Wednesday, December 22, 2010

The Aspie Apple Doesn’t Fall too Far…

The parents of a newly diagnosed Aspie child have come to my office in order to learn all about Asperger’s and better understand and parent their child.  They are hearing and reading descriptions of common patterns and behaviors and thinking, “Hey! This sounds a lot like someone else I know!” 

The sensitivities and tendencies of their child often are mirrored in one of the parent.  As they contemplate the narrowed interests of their child, they realize their husband or wife may also have only a few select areas of interest and considerable expertise in a particular area.  One of these “special interests” may have led them to a very successful career that occupies much of their focus, even to the exclusion of social and family events.  Learning about their child’s deficit in social skills may remind a parent of their spouse’s awkwardness in social situations.  That awkwardness used to be somewhat charming but now serves to limit how much they go out as a couple.  Invitations from friends dwindle and the negatives of Asperger’s can become a source of great tension in the relationship. 

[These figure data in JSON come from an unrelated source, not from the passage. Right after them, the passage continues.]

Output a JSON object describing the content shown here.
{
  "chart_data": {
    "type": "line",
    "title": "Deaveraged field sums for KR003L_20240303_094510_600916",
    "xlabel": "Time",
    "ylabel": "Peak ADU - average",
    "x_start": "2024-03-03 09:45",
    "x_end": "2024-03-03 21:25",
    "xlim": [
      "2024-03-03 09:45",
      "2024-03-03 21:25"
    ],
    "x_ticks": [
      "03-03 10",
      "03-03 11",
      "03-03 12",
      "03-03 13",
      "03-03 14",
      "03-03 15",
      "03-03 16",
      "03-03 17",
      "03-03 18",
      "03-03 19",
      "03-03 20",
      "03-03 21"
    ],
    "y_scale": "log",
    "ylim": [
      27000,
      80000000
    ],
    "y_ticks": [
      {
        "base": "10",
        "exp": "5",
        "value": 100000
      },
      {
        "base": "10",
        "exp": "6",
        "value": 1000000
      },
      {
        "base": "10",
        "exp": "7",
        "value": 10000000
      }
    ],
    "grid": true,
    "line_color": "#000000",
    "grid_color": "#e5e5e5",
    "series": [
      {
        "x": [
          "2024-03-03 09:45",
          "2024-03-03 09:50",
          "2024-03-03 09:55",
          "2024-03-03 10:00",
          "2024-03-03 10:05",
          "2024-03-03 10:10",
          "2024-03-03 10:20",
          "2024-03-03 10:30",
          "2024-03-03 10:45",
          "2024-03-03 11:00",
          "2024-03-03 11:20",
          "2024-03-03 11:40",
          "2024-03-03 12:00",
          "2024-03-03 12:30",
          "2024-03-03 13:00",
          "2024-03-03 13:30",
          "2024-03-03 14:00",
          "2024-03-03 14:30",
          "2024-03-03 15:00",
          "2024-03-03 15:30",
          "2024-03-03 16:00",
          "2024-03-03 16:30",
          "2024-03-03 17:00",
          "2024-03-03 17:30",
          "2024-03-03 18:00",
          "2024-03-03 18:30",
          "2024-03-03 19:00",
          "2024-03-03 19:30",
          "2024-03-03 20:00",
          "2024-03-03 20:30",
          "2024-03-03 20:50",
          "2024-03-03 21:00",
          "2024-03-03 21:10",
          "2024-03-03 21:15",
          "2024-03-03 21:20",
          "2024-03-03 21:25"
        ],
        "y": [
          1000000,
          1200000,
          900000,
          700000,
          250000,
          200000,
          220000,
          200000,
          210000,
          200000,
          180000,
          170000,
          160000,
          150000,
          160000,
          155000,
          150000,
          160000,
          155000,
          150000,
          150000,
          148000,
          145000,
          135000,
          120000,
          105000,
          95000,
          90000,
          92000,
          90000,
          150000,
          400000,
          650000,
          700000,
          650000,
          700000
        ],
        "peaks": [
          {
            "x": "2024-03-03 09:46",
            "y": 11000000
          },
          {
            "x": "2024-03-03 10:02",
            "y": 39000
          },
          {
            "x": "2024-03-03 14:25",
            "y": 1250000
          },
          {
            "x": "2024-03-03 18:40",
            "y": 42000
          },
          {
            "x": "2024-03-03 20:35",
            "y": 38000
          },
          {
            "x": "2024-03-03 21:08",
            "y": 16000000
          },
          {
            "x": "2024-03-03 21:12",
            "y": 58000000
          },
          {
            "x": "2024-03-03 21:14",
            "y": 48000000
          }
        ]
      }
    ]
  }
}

However, upon learning about Asperger’s, and how that particular brain is wired differently socially and cognitively, a couple may be able to come to a different understanding.  What may have been perceived as arrogance or unwillingness to empathize is now seen for what it is, a difference in how their brain is wired.  A new and enlightened perspective can help.

As a spouse recognizes and learns about Asperger’s, a couple can renegotiate expectations and substantially improve the relationship.  It may be different than other relationships, but different can be good!  Honesty, loyalty, and perseverance are wonderful strengths.  These are a few of the strengths common in Asperger’s. 

Tap into good resources for information and support: 

·        Books like Tony Attwood’s The Complete Guide to Asperger’s Syndrome and Solutions for Adults With Asperger Syndrome, by Juanita Lovett may be helpful. 

·        Get support for yourself and possibly your spouse.  There may be support groups in your area that could be a great help. 

·        Counseling with a professional familiar with Asperger’s could prove to be a pivotal part of maximizing your relationship. 

·        Be patient and eager to learn.  You will never regret your efforts.